What a day yesterday.
General Motors CEO Rick Wagoner steps down (because President Obama told him to), the White House announces a bailout cutoff for GM and Chrysler (within 60 and 30 days, respectively) and a state warranty program should both automakers fail, Chrysler CEO Bob Nardelli says a Fiat partnership is advancing (but still dependent on $6 billion more in government aid), and Proton - the Malaysian state automaker that owns Lotus - said days after the Tesla Model S launch that it will retrofit its cars with electric powertrains and sell them in the US under the pre-WWI name "Detroit Electric."

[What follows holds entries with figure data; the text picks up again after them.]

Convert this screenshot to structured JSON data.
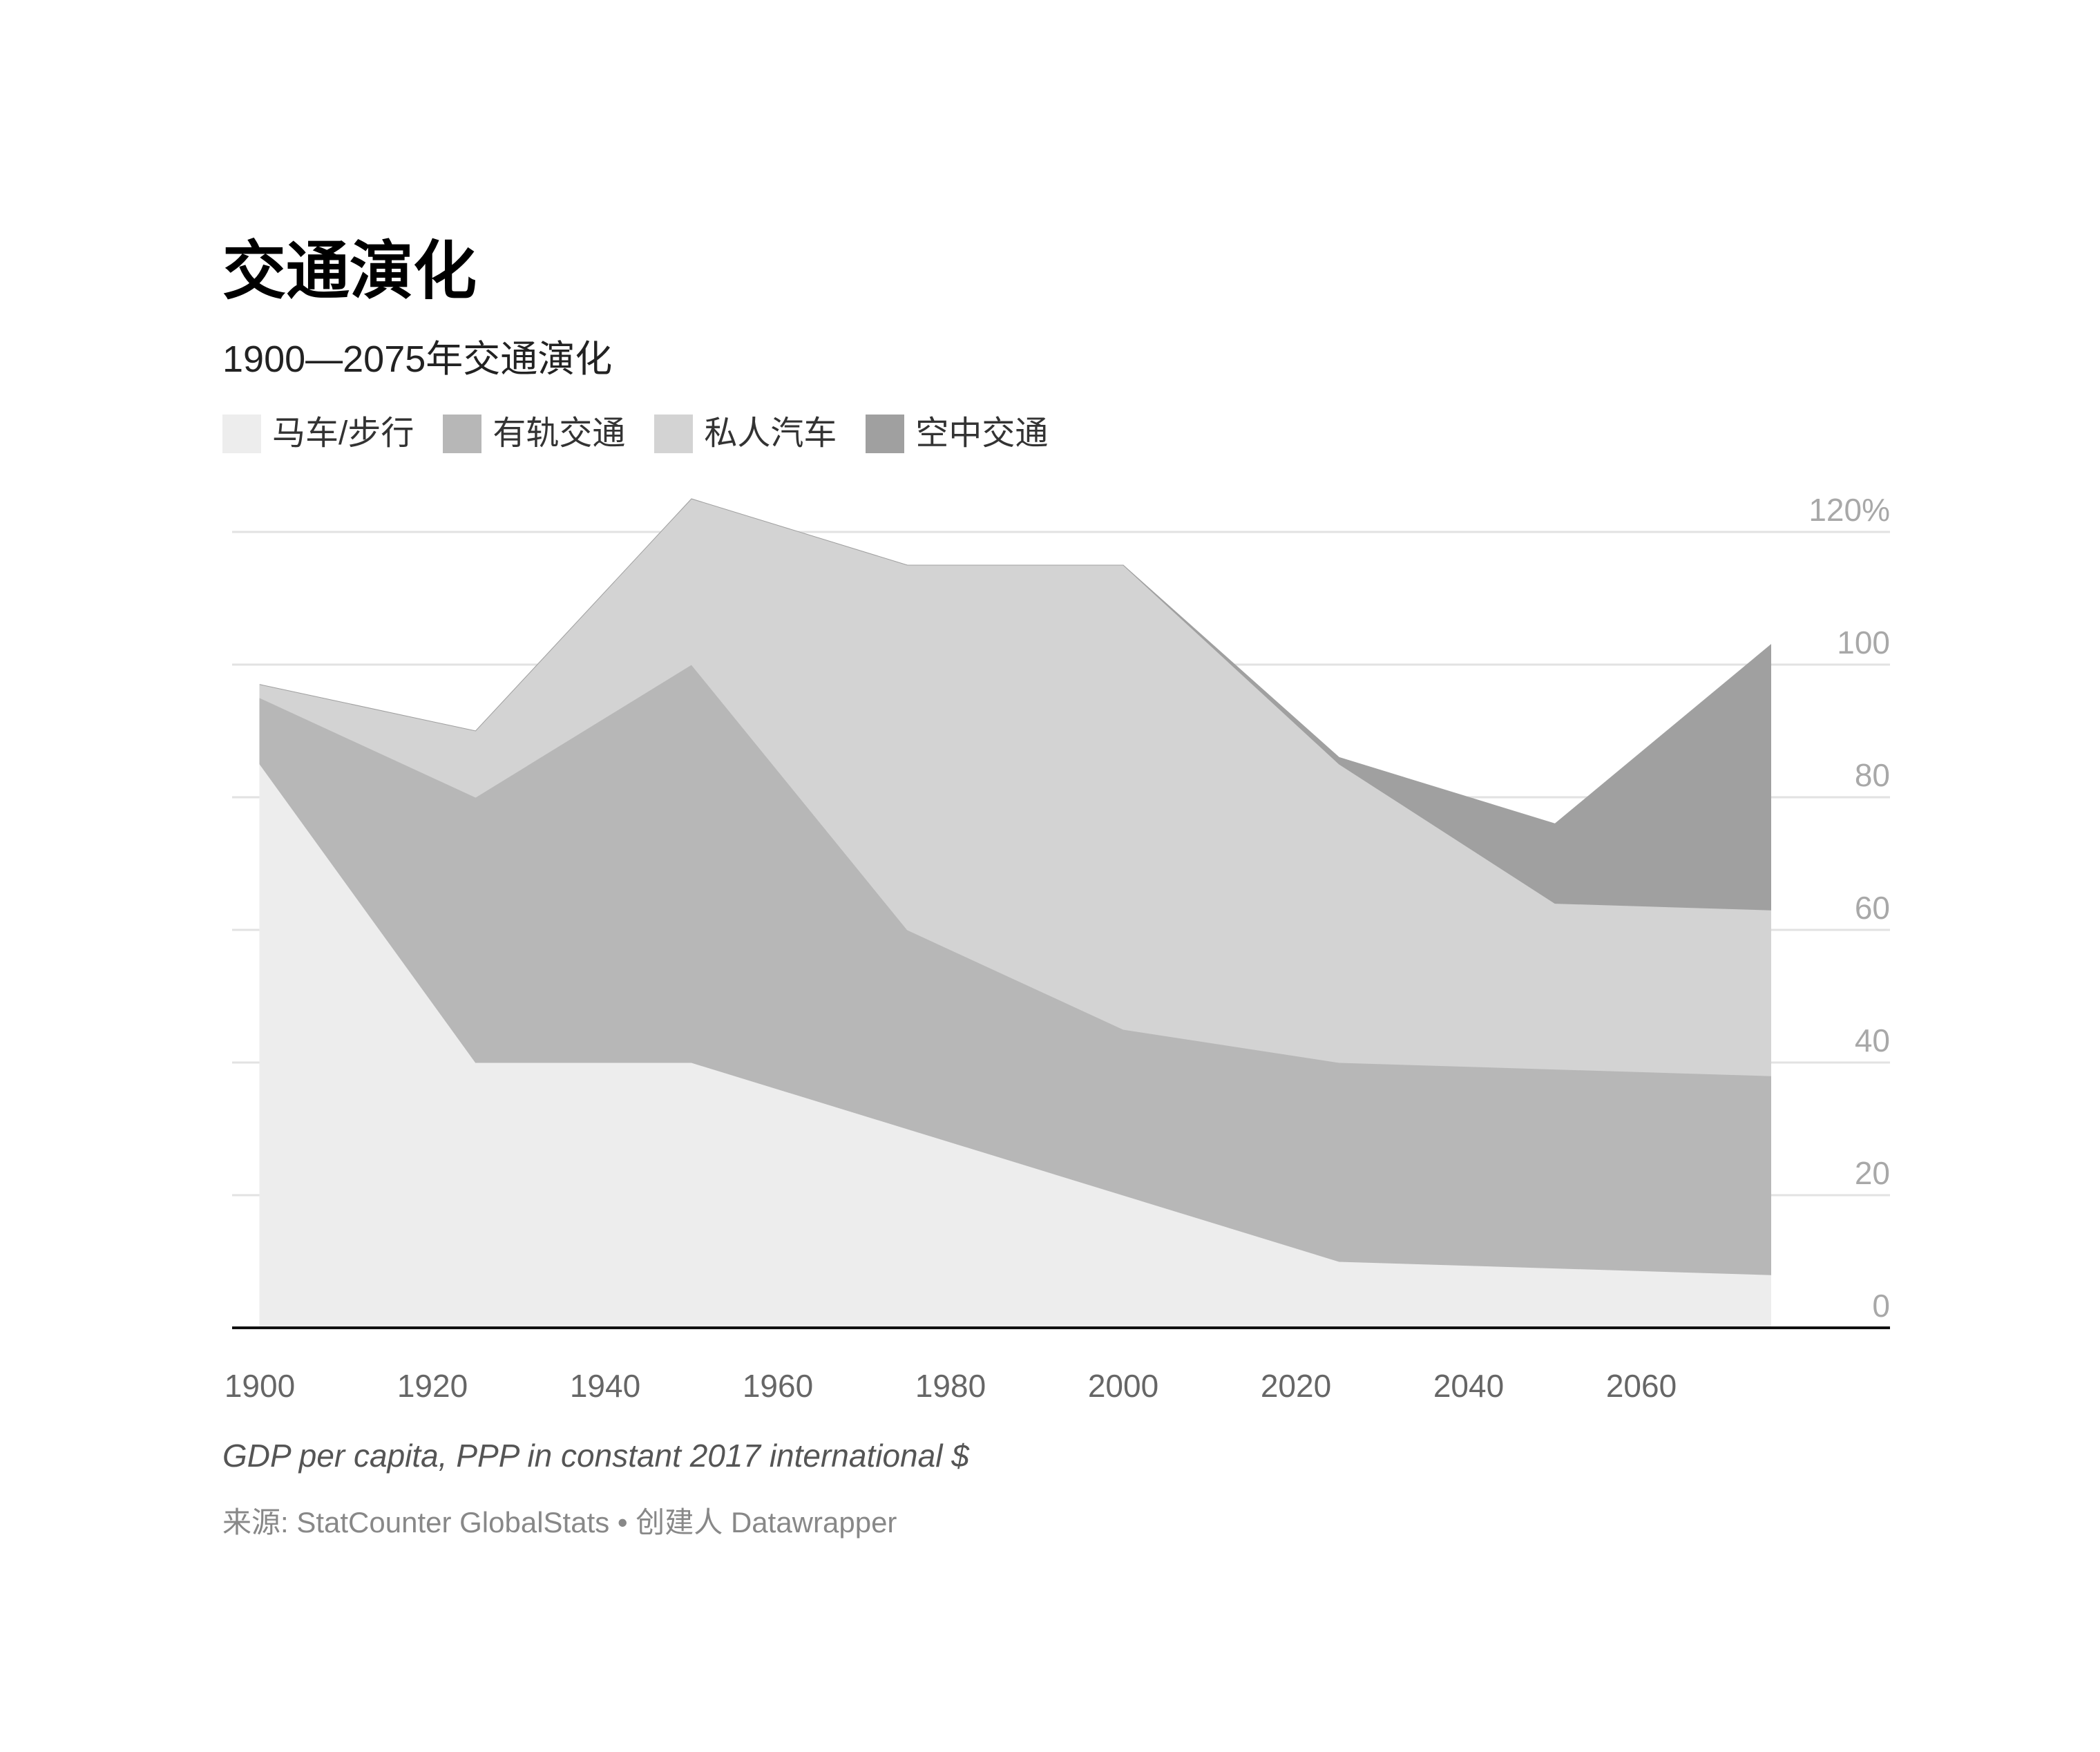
{
  "chart": {
    "title": "交通演化",
    "subtitle": "1900—2075年交通演化",
    "notes": "GDP per capita, PPP in constant 2017 international $",
    "source": "来源: StatCounter GlobalStats • 创建人 Datawrapper"
  },
  "chart_data": {
    "type": "area",
    "stacked": true,
    "x": [
      1900,
      1925,
      1950,
      1975,
      2000,
      2025,
      2050,
      2075
    ],
    "series": [
      {
        "name": "马车/步行",
        "color": "#ededed",
        "values": [
          85,
          40,
          40,
          30,
          20,
          10,
          9,
          8
        ]
      },
      {
        "name": "有轨交通",
        "color": "#b7b7b7",
        "values": [
          10,
          40,
          60,
          30,
          25,
          30,
          30,
          30
        ]
      },
      {
        "name": "私人汽车",
        "color": "#d3d3d3",
        "values": [
          2,
          10,
          25,
          55,
          70,
          45,
          25,
          25
        ]
      },
      {
        "name": "空中交通",
        "color": "#a0a0a0",
        "values": [
          0,
          0,
          0,
          0,
          0,
          1,
          12,
          40
        ]
      }
    ],
    "x_ticks": [
      "1900",
      "1920",
      "1940",
      "1960",
      "1980",
      "2000",
      "2020",
      "2040",
      "2060"
    ],
    "x_tick_values": [
      1900,
      1920,
      1940,
      1960,
      1980,
      2000,
      2020,
      2040,
      2060
    ],
    "y_ticks": [
      "0",
      "20",
      "40",
      "60",
      "80",
      "100",
      "120%"
    ],
    "y_tick_values": [
      0,
      20,
      40,
      60,
      80,
      100,
      120
    ],
    "xlim": [
      1900,
      2075
    ],
    "ylim": [
      0,
      125
    ],
    "grid": true,
    "y_axis_position": "right",
    "legend_position": "top-left"
  }
}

Today Ford said it would cover monthly payments of up to $700 for up to a year on all its cars should customers lose their jobs (except Volvo, which could slip into a ill-fated tangle with the Chinese). GM just followed suit by offering up to $500 per month for nine months. Incredible.
Yesterday turned GM and Chrysler into steaming slabs of fresh, raw meat that columnists and editorial boards could have savaged. But many opinion pieces in the largest metro dailies refrained, and surprisingly, placed more skepticism on the Obama administration.
"Mr. Obama has not only failed to understand these contributions, he has also deprived G.M. of Mr. Wagoner’s presence on the board. Much of Mr. Wagoner’s knowledge and experience could simply be lost. With Mr. Lutz also about to retire, the two executives most responsible for G.M.’s transformation are gone."
"But we're more comfortable letting the companies' stakeholders decide what the firms should look like in the future, rather than having the administration decide what's best for them and the car-buying public."
"It is worth pointing out, however, that the $17.4 billion the federal government has lent GM and Chrysler since the bottom fell out of the automotive market last fall is dwarfed by the more than $1 trillion we've poured into the financial sector."
And then there's rather oversimplified arguments, such as how the Globe's Derrick Jackson compares an Escalade Hybrid to a Prius as reason for GM's failure:
"It is too late. The engines from Japan are passing 50 miles per gallon. GM still brags about a Jurassic that gets 20."
But GM's poor decisions stem far deeper than introducing a new Escalade right as full-size SUV sales plummet. Paul Ingrassia of the Wall Street Journal explains:
"There was a "can't do" mentality that accepted too many brands, too many dealers and too many workers as immutable facts of life that could only be changed slowly and gingerly, if ever. That might have worked had Americans continued buying big pickups and SUVs at a record-setting pace for another decade or two. But that prospect never was realistic, even before car sales collapsed nine months ago."
It's worth noting that Toyota still sells the Land Cruiser and Sequoia, two overweight trucks that don't even crack 20 miles per gallon on the highway. But Toyota has been smart enough to leverage other segments - namely, non-hulking cars - instead of ignoring them. So too, will GM and Chrysler.
All they need is 30 to 60 days, right?